Dr. Changde Cheng
Assistant Professor
Stem Cell Biology | Cancer Outcomes and Survivorship | Biomedical Informatics and Data Science
University of Alabama at Birmingham
Research Focus
Therapy Design and Engineering
We design and engineer combination therapies by mapping epistasis, inferring causal control, and optimizing interventions with mechanism-informed AI, translating molecular and cellular insights into therapeutic strategies.
Evolution, Genetics, and Disease
Males and females share nearly identical genomes, yet they differ in how they look, function, and respond to disease. I often wonder why those differences exist and how they shape health, how the push and pull of sex-biased selection over deep time leaves marks that echo in modern medicine.
How do sexually concordant and discordant forms of selection interact to mold genomes and traits? Concordant selection moves both sexes in the same direction, while discordant selection favors one at the expense of the other, creating evolutionary tension that leaves a lasting signature on the genome.
Sex chromosomes often become focal points of this conflict. One question is whether chromosomal inversions act as recombination suppressors that preserve advantageous, sex-specific allele combinations and amplify differences between the sexes.
How flexible are these differences between the sexes? I’m fascinated by how environmental plasticity reshapes sex-biased gene expression and shifts the correlation between male and female expression, allowing organisms to navigate the tug-of-war between male-optimal and female-optimal states.
How does aging reshape evolution’s balance of forces? As purifying selection weakens, late-acting mutations, and sex differences in disease, grow more visible. With Mark Kirkpatrick, I examined how the force of natural selection changes over the lifespan and how this affects the molecular evolution of genes. We found that mutations expressed late in life are less efficiently removed, with shorter genomic lifespans, consistent with theoretical predictions about how aging evolves through the weakening of selection.
These ideas motivate my current analyses of clonal evolution in hematopoietic stem cells after cancer therapy. Many patients develop clonal hematopoiesis, in which mutations arise and a subset of stem-cell clones expands. In our cohort, clonal hematopoiesis occurs in 37.2% of patients, with similar incidence in males (35.8%) and females (39.6%), and recurrently involves the same genes in both sexes, including DNMT3A, PPM1D, TET2, and TP53. The subsequent trajectories diverge: in males, mutated clones expand more often and progress to therapy-related blood cancers in 12.4% of cases, whereas progression in females is 3.6%.

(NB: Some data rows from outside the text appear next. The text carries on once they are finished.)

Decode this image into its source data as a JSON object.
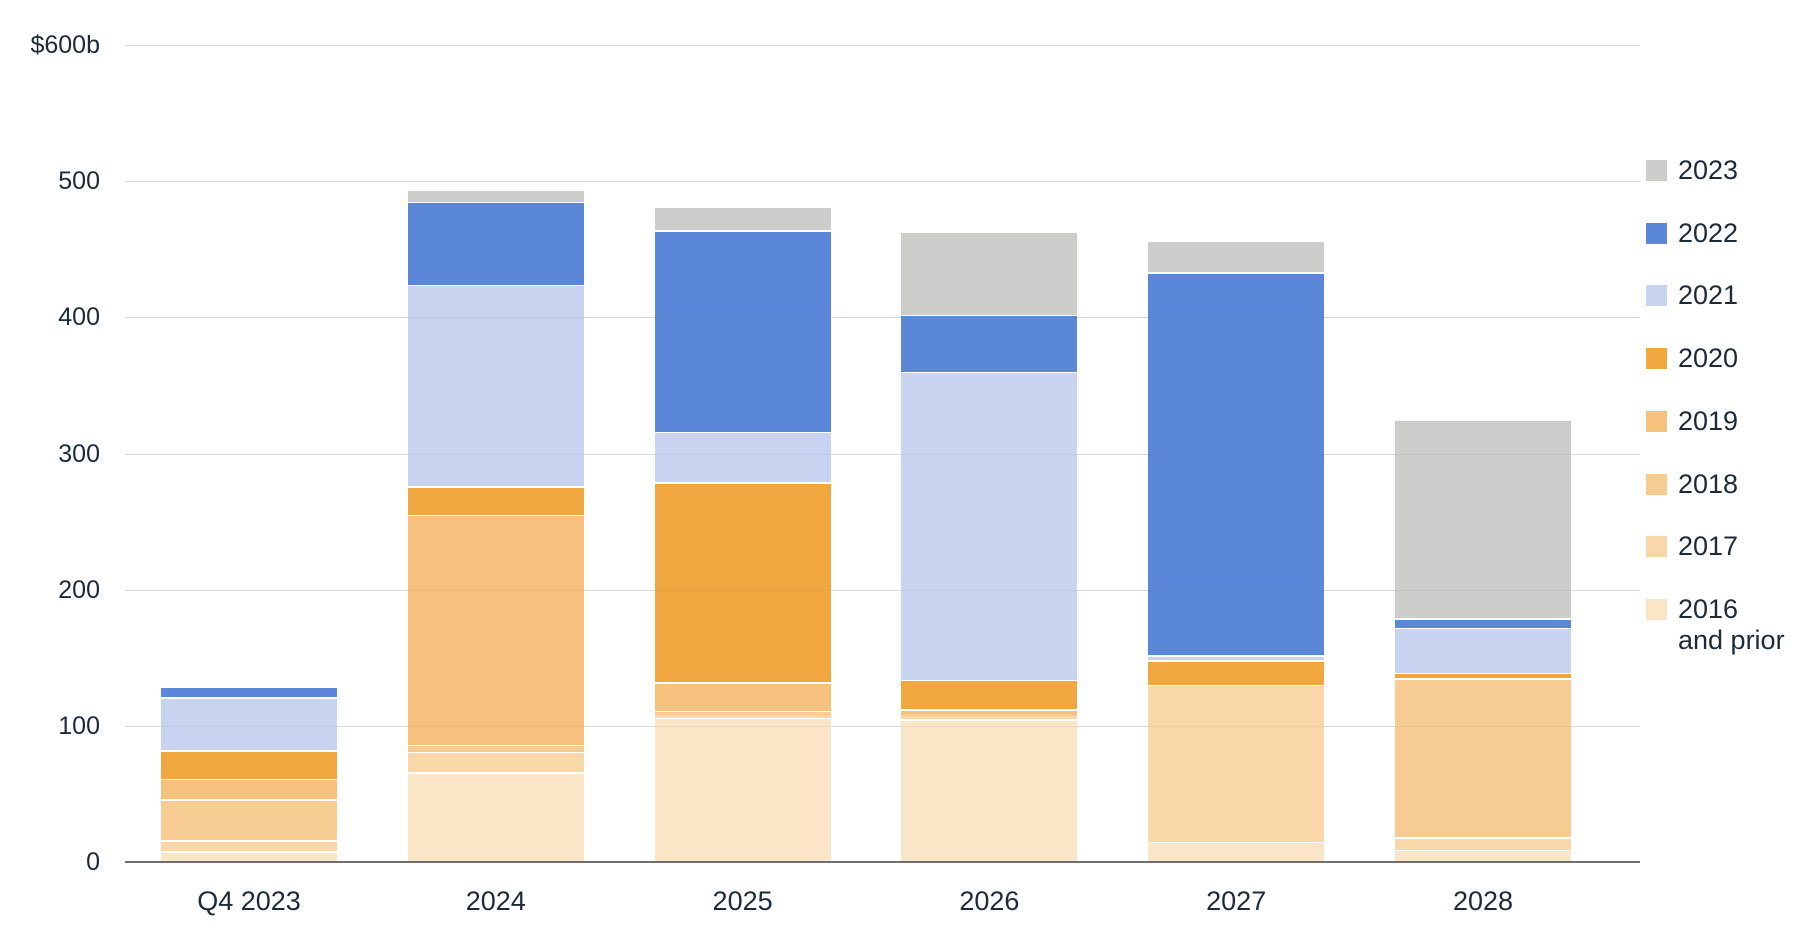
{
  "chart_data": {
    "type": "bar",
    "stacked": true,
    "value_unit": "$ billions",
    "title": "",
    "categories": [
      "Q4 2023",
      "2024",
      "2025",
      "2026",
      "2027",
      "2028"
    ],
    "series": [
      {
        "name": "2016 and prior",
        "color": "#fbe5c7",
        "values": [
          8,
          66,
          106,
          105,
          15,
          9
        ]
      },
      {
        "name": "2017",
        "color": "#f9d7a8",
        "values": [
          8,
          15,
          2,
          2,
          115,
          9
        ]
      },
      {
        "name": "2018",
        "color": "#f7cc92",
        "values": [
          30,
          5,
          3,
          2,
          0,
          117
        ]
      },
      {
        "name": "2019",
        "color": "#f6c17d",
        "values": [
          15,
          169,
          21,
          3,
          0,
          0
        ]
      },
      {
        "name": "2020",
        "color": "#f0a73f",
        "values": [
          21,
          21,
          147,
          22,
          18,
          4
        ]
      },
      {
        "name": "2021",
        "color": "#c7d3ef",
        "values": [
          39,
          148,
          37,
          226,
          4,
          33
        ]
      },
      {
        "name": "2022",
        "color": "#5b87d9",
        "values": [
          7,
          61,
          148,
          42,
          281,
          7
        ]
      },
      {
        "name": "2023",
        "color": "#cdcecb",
        "values": [
          0,
          8,
          16,
          60,
          22,
          145
        ]
      }
    ],
    "totals": [
      128,
      493,
      480,
      462,
      455,
      324
    ],
    "y_axis": {
      "min": 0,
      "max": 600,
      "step": 100,
      "tick_labels": [
        "0",
        "100",
        "200",
        "300",
        "400",
        "500",
        "$600b"
      ]
    },
    "legend": {
      "position": "right",
      "labels_top_to_bottom": [
        "2023",
        "2022",
        "2021",
        "2020",
        "2019",
        "2018",
        "2017",
        "2016\nand prior"
      ]
    },
    "gridlines": true
  }
}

Mutations persist, expand, or disappear during disease progression, associated with specific chromosomal abnormalities across biological groups.

These patterns suggest that selection on clones is sex-conditioned. Comparable genetic starting points can yield different outcomes because the surrounding biology—hormonal milieu, immune surveillance, stromal niches, and epigenetic states—reshapes fitness landscapes in sex-specific ways. My model aims to identify which components shift a clone from benign passenger to malignant driver, and how those components change with age.
Sexual dimorphism/antagonism is not a theoretical curiosity confined to sex chromosomes but a living force that shapes disease. By connecting evolutionary principles to measurable cellular mechanisms, we seek to improve risk prediction, refine surveillance, and design therapies that remain effective within the sex-specific and age-dependent constraints imposed by evolution.
Adaptation, Speciation, and Infectious Disease
My early work centered on a classical question: how do chromosomal inversions shape adaptation and divergence? This inquiry soon led to a more applied one—how do these same inversions influence disease transmission in malaria mosquitoes? In pursuing these questions, I challenged the prevailing “speciation island” model, showing instead that genomic divergence arises primarily from regions of suppressed recombination.
Using Anopheles gambiae as a model, I found that inversion 2La tracks Africa’s aridity gradient and forms a suspension-bridge pattern of differentiation, confirming that inversions capture locally adapted alleles by suppressing recombination.

Laboratory and transcriptomic analyses further revealed that inversions shape multiple traits—fecundity, longevity, behavior, and stress tolerance—through interactions with environment and sex. In Anopheles, such structural variation links ecological adaptation with the evolution of vectorial capacity, showing how genomic architecture organizes both ecological and epidemiological diversity.
In Genetic association of physically unlinked islands of genomic divergence, I re-examined the “speciation island” hypothesis. The near absence of gene flow between incipient species suggests that highly diverged pericentromeric regions, marked by low variation and recombination, may be incidental rather than instrumental to speciation—an insight that reframed how genomic divergence and population structure are interpreted in the early stages of species formation.
These findings connect population genetic theory with ecological and epidemiological dynamics. In malaria mosquitoes, inversions not only stabilize local adaptation but also modulate vectorial capacity, illustrating how genomic architecture organizes both ecological and disease-related diversity.